The House Finance Committee passed ESSB 6346 on a 9-6 vote, with only one Democrat, Rep. Walen, voting against the proposed 9.9% income tax. This despite over 100,000 people signing up in opposition to the bill, making it the most unpopular bill in state history.
Washington doesn’t have a revenue problem. The 2025-27 state operating budget is $95 billion, up from roughly $30 billion a decade ago. Lawmakers have imposed $18 billion in new taxes since 2019 alone. And they’re still running deficits. Not because they don’t have enough money, but because every new dollar gets spent and then some. An income tax won’t break that cycle. More revenue for the current majority party means more spending, which means larger future deficits, which means the next push for even higher taxes.

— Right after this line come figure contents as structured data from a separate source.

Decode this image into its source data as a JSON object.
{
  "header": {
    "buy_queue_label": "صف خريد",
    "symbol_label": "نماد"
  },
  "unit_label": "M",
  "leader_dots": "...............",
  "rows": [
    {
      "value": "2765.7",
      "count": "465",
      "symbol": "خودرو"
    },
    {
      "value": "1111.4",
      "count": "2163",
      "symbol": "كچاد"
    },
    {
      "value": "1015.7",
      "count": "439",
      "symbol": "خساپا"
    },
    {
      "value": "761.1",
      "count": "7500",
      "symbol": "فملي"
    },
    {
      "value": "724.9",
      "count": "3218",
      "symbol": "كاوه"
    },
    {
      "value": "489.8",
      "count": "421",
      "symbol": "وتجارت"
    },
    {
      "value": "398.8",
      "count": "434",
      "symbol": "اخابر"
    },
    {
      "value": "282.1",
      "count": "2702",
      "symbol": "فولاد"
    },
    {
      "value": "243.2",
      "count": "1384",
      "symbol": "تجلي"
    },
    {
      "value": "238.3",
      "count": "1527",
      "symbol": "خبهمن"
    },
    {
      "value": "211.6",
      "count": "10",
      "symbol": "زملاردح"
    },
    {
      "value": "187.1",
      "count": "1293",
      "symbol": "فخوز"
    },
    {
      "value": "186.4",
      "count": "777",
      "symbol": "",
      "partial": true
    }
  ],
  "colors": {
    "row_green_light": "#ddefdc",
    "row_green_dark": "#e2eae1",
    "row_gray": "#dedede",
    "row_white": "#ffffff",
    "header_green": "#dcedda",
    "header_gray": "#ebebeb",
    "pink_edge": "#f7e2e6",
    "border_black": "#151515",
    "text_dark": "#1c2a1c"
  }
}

The committee released a new striking amendment and adopted a series of other committee amendments this morning. The changes are mostly around the edges, and several make the bill worse for businesses.
What the striker adds:
- 90% gambling loss deduction, capped at gambling income.
- Nonresident convention speaker exclusion.

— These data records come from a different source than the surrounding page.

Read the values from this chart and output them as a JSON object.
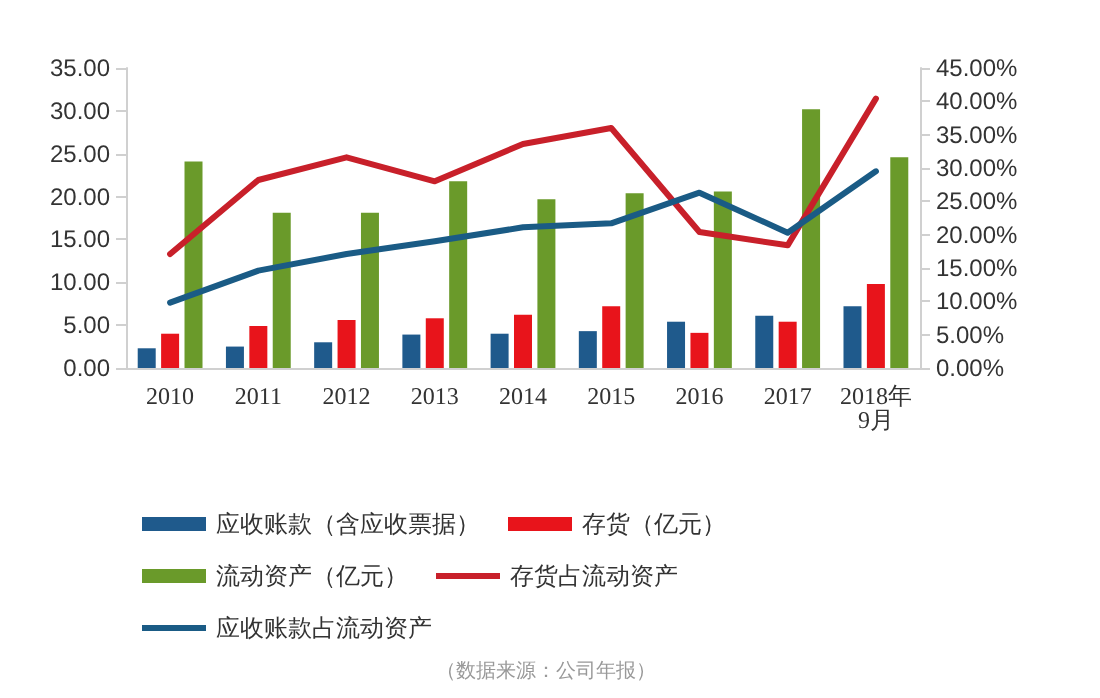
{
  "chart_data": {
    "type": "bar",
    "categories": [
      "2010",
      "2011",
      "2012",
      "2013",
      "2014",
      "2015",
      "2016",
      "2017",
      "2018年9月"
    ],
    "series": [
      {
        "name": "应收账款（含应收票据）",
        "color": "#1f5a8c",
        "values": [
          2.3,
          2.5,
          3.0,
          3.9,
          4.0,
          4.3,
          5.4,
          6.1,
          7.2
        ]
      },
      {
        "name": "存货（亿元）",
        "color": "#e8141b",
        "values": [
          4.0,
          4.9,
          5.6,
          5.8,
          6.2,
          7.2,
          4.1,
          5.4,
          9.8
        ]
      },
      {
        "name": "流动资产（亿元）",
        "color": "#6a9a2a",
        "values": [
          24.1,
          18.1,
          18.1,
          21.8,
          19.7,
          20.4,
          20.6,
          30.2,
          24.6
        ]
      },
      {
        "name": "存货占流动资产",
        "type": "line",
        "axis": "y2",
        "color": "#c8202a",
        "values": [
          17.1,
          28.2,
          31.6,
          28.0,
          33.6,
          36.0,
          20.4,
          18.4,
          40.4
        ]
      },
      {
        "name": "应收账款占流动资产",
        "type": "line",
        "axis": "y2",
        "color": "#1a5b85",
        "values": [
          9.8,
          14.6,
          17.1,
          19.0,
          21.1,
          21.7,
          26.3,
          20.3,
          29.5
        ]
      }
    ],
    "ylim": [
      0,
      35
    ],
    "yticks": [
      {
        "value": 0,
        "label": "0.00"
      },
      {
        "value": 5,
        "label": "5.00"
      },
      {
        "value": 10,
        "label": "10.00"
      },
      {
        "value": 15,
        "label": "15.00"
      },
      {
        "value": 20,
        "label": "20.00"
      },
      {
        "value": 25,
        "label": "25.00"
      },
      {
        "value": 30,
        "label": "30.00"
      },
      {
        "value": 35,
        "label": "35.00"
      }
    ],
    "y2lim": [
      0,
      45
    ],
    "y2ticks": [
      {
        "value": 0,
        "label": "0.00%"
      },
      {
        "value": 5,
        "label": "5.00%"
      },
      {
        "value": 10,
        "label": "10.00%"
      },
      {
        "value": 15,
        "label": "15.00%"
      },
      {
        "value": 20,
        "label": "20.00%"
      },
      {
        "value": 25,
        "label": "25.00%"
      },
      {
        "value": 30,
        "label": "30.00%"
      },
      {
        "value": 35,
        "label": "35.00%"
      },
      {
        "value": 40,
        "label": "40.00%"
      },
      {
        "value": 45,
        "label": "45.00%"
      }
    ],
    "legend": "bottom",
    "grid": false,
    "marker": "none",
    "line_style": "solid",
    "annotations": [
      "（数据来源：公司年报）"
    ]
  }
}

Without this, a keynote speaker flying in for a trade show would owe Washington income tax.
- Child support enforcement provisions.
Compliance language to meet federal requirements.
- $150 million per fiscal year cap on public defense distributions.
The underlying bill dedicates 7% of revenue with no dollar limit. The striker puts a ceiling on it, which means the public defense fund could get less than 7% if revenues come in high.
- Wholesale food sales exempt from the B&O surcharge.
An acknowledgment that the surcharge was crushing independent food wholesalers operating on razor-thin margins, margins that don’t survive a 0.5% tax on gross receipts.
- K-12 schools, school districts, and ESDs exempt from the new service taxes passed under ESSB 5814 last session.
The legislature taxed services last year, then had to turn around and exempt schools from their own tax.
- Live presentations by nonprofits and before/after school care at elementary schools carved out from the service sales tax.
Another cleanup of last session’s mess.
What the committee amendments add:
- B&O surcharge early expiration removed (H-3703.1).
This amendment, by Rep. Shaun Scott, hits Amazon, Microsoft, and our other big businesses. The underlying bill moved a surcharge expiration up from 2029 to 2028, giving businesses relief from this surcharge a year sooner. This amendment strips that out. So, businesses lose an early off-ramp and get squeezed from both the surcharge and the income tax simultaneously.
- Diaper sales tax exemption (H-3705.1).
The same exemption Democrats voted down in Senate committee.
- Expanded tribal income exemption (TAYT 537).
Adds specific exemptions for income earned on tribal lands and from allotted and restricted Indian lands.
- Advisory group for DOR implementation (TAYT 541).
The Department of Revenue has never administered an income tax. This group, with reports due in December 2026 and 2027, is essentially an admission that the state has no idea how to operationalize this yet.
- Service tax repeal moved up one year (TAYT 539).
The repeal of the non-advertising service taxes from ESSB 5814 moves from 2030 to 2029. Small relief, but it’s something.
The bill now heads to the House floor for a full vote next week, where I expect we’ll see a slew of additional amendments. After that, it goes back to the Senate for concurrence on whatever the House changes. Please continue reaching out to your legislators to tell them you don’t want an income tax in Washington.